Leaving the key in the door isn’t going to solve all the other issues though. Your husband needs to tackle this properly and be assertive.

C0RA Sun 07-Jun-20 08:19:30

Now, mums are discharged quickly. Those who stay a bit longer, have very little on hand assistance on the ward and have probably not slept in days given the influx of visitors/fathers etc who are there for hours on end

This is so right. Mums used to be in for 5 days for a first baby or a CS and 3 days for subsequent babies or VD. Mums had all day and night to REST because babies were kept in the nursery and brought to mums to be fed. Visiting was for an hour in the afternoon and then another hour at night.

Now mums are in for a matter of hours and there’s no help with baby, even after major surgery. Mums are in pain and exhausted from the noise and lack of sleep. If they are not well enough to walk to another ward and stand in a food queue, they don’t even get to eat.

New mums used to have help at home from a female family member. Now it’s all about men and men’s rights to be there and frankly most of them are bugger all use. They think paternity leave is a reward for them for being fertile.

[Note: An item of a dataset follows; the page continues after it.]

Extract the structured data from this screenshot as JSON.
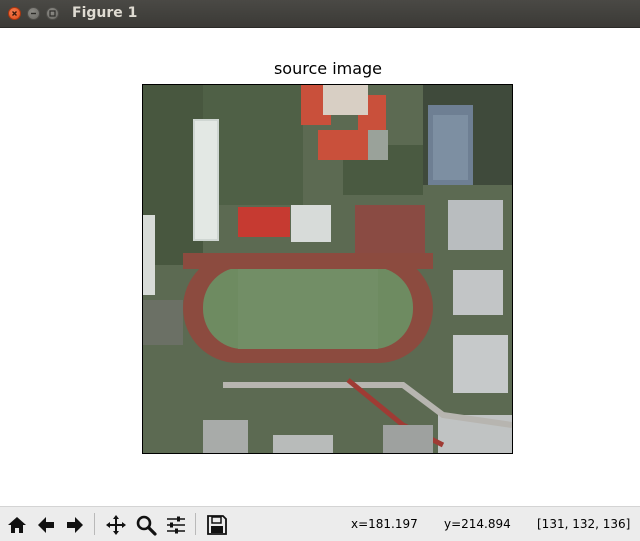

New mums are frightened to have their own mum to stay because it’s all about men and their right to have THEIR family there and everything is equal. Which would indeed be reasonable if the dad had just given birth and was recovering.

Mum/ mums auntie / sister used to provide tea and cake for visitors and shoo them away when they stayed too long. Now the exhausted new mum has to do this while trying to establish BF and changing pad and washing her stitches every hour. While looking great for the SM photos of course hmm . And did I mention getting back into her jeans after 6 weeks like all the slebs?

There’s absolutely no comparison with 35 years ago.

Mamimawr Sun 07-Jun-20 08:20:16

If you have a garden they could come to have a socially distant chat in it why don't you invite them over in a week or so. That might stop them coming round so often.